We were assessing the radiographs in a manner divorced from the clinical situation. Thus it is possible that some of the films we judged as 'inadequate' might have had some diagnostic value for the dentists. Nevertheless, all the films in the study were 'routine' screening radiographs, presumably taken with a view to identifying all types of dental pathology. Thus poor film quality would inevitably have reduced the diagnostic yield in some respect.

Comparison of the results of this study with previously published work is difficult when different assessment criteria were used. For example, Akesson determined adequacy of radiographs on the basis of the image quality of the marginal periodontal bone support only.10 Nevertheless, her figure of 31% inadequate radiographs in a small sample from various Swedish primary care clinics is similar to ours. In contrast, Brezden and Brooks recorded that only 18.2% of panoramic radiographs were inadequate.9 The difference may be explained by the fact that the radiographs in the American study9 had been submitted to a third party payment authority for pre-authorisation or claim processing. It is likely that in this situation dentists would repeat poor quality films to avoid the risk of a claim being rejected. In contrast, British dentists are far less likely to have to submit a radiograph to a third party.

Akesson10 found better image quality was obtained in samples of radiographs obtained from a hospital department than from those taken in primary care clinics. This finding echoed the results of Schiff et al.,11 who found that radiographs taken by trained technicians had fewer technical faults. These results indicated, predictably, that highly trained operators are likely to produce better quality radiographs. In this study we did not ask dentists to reveal who in the practice took the radiographs. However, we have previously reported that over one third of dentists in a questionnaire survey used unqualified personnel to take panoramic radiographs.3 The results of this and previous studies are, therefore, an encouragement to better training of dentists and/or ancillary staff in panoramic radiography and quality control.

Conclusion

What else can be done to improve panoramic radiographic quality in general practice? An aggressive stance might be to restrict the technique to hospitals and a few specialised practices with established quality assurance programmes. However, this would probably be unreasonable bearing in mind the large numbers of panoramic x-ray machines in practice and the associated significant investment made by dentists. 'Blanket' recommendations on improving quality may not be effective, bearing in mind that significant variations were seen between dentists in the numbers and types of faults recorded. As with all radiographic quality assurance it is essential to carry out a film reject analysis4,12 as a means of individualising quality control measures. Of course, to do this effectively it is necessary to recognise faults and what causes them. This suggests that education, both undergraduate and postgraduate, should include a prominent component of film fault analysis.

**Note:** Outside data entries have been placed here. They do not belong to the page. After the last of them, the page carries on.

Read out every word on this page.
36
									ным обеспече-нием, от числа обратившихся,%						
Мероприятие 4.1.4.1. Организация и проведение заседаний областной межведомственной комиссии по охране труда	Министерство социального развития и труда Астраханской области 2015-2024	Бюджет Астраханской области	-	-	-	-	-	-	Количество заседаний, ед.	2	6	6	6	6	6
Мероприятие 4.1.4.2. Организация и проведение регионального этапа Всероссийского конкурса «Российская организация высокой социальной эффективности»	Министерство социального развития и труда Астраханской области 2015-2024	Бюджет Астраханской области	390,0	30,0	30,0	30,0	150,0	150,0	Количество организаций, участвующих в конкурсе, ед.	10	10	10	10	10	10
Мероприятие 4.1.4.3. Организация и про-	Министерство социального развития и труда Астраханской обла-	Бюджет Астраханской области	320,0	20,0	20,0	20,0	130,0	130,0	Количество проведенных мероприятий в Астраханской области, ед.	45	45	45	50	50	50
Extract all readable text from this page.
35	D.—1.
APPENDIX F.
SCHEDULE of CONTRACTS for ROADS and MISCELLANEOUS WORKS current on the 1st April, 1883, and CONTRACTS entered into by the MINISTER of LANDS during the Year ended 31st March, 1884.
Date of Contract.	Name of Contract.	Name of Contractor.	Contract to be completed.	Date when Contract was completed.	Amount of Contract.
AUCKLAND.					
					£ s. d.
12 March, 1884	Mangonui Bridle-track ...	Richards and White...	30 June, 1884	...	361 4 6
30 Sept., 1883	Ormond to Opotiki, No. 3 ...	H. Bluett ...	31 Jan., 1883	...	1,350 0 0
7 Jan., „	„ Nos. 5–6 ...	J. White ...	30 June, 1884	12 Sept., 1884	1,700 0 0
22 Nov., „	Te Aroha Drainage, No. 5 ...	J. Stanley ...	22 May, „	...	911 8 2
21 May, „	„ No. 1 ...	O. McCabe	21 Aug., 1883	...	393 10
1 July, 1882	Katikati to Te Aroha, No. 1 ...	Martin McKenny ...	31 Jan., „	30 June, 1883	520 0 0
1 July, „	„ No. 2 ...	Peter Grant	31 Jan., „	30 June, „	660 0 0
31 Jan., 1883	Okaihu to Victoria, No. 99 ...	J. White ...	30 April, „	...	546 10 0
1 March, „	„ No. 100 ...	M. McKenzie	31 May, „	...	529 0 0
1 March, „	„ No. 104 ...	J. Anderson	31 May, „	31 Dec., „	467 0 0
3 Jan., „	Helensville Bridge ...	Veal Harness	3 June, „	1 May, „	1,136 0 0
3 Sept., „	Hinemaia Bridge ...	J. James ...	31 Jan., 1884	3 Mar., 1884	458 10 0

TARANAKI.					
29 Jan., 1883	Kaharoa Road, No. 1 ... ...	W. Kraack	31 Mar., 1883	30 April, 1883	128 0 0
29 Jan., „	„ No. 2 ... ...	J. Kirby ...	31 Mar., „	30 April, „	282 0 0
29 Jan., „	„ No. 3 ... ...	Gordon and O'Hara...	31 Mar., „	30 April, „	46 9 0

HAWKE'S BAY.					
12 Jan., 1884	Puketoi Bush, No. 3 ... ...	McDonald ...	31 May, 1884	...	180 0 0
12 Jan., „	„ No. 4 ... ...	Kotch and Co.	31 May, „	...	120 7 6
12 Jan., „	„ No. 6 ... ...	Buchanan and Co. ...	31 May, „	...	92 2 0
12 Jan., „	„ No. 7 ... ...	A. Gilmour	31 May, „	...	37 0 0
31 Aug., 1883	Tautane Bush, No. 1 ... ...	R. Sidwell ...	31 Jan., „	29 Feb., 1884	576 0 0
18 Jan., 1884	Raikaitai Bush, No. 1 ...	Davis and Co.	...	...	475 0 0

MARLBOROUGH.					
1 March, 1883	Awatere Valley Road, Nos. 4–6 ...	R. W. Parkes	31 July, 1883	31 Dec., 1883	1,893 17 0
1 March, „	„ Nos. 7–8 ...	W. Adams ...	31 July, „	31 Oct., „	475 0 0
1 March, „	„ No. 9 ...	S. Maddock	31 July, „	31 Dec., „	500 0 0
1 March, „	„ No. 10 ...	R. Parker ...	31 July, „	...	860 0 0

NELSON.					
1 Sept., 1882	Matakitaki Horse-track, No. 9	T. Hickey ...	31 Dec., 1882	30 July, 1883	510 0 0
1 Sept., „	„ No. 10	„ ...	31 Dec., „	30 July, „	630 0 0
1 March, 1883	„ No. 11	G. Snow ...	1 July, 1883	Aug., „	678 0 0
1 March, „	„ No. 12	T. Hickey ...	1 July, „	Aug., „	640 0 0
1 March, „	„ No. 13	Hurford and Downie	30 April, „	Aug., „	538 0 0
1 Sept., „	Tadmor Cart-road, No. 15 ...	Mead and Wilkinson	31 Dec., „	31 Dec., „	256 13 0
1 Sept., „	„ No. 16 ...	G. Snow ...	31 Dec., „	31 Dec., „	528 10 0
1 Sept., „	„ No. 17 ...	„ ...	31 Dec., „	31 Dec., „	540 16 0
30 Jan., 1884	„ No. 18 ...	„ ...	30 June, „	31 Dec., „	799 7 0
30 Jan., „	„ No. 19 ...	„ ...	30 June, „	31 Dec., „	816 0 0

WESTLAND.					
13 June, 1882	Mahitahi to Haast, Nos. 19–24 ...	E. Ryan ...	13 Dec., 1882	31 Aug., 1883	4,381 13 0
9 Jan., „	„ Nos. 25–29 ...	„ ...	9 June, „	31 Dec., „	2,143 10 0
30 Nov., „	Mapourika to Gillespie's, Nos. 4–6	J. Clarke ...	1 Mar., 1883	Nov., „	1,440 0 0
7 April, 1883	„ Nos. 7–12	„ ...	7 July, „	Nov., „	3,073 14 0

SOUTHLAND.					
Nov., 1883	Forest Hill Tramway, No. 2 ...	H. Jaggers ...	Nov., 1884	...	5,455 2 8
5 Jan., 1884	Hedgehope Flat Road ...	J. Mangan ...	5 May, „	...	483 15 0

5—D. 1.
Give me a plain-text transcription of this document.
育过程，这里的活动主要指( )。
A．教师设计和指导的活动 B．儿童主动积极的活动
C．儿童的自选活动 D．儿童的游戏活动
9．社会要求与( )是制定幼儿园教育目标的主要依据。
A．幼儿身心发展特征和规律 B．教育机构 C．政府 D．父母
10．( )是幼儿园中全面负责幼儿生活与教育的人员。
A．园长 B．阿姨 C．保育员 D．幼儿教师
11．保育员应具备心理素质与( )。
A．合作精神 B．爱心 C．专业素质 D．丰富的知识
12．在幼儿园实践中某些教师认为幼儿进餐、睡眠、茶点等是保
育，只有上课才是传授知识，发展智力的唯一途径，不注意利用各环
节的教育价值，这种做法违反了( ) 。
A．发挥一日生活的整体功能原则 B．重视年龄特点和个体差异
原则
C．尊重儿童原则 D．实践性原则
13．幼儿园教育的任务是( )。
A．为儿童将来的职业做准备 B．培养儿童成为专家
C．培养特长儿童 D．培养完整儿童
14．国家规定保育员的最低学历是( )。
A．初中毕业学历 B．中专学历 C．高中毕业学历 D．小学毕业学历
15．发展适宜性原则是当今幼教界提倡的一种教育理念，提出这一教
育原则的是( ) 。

Quality assurance efforts are often more effectively carried out with the aid of individuals who are not part of the immediate dental team. Panoramic radiographic quality might, therefore, be a particularly useful subject for peer review and clinical audit groups. However, only a proportion of dentists take part in such activities. A more effective method of raising quality might be by the direct involvement of third party payment agencies, such as the Dental Practice Board or private medical insurance companies, a suggestion first made by Brezden & Brooks.9 Such agencies could ask for sight of a random sample of panoramic radiographs from dentists and feed back a report on the image quality, along with suggestions about how any errors might be eliminated. This simple procedure, which could be performed by a suitably trained lay person, deserves further investigation to determine its efficacy in raising standards.

This work was supported by a grant from the North West NHS Reactive Funding Scheme.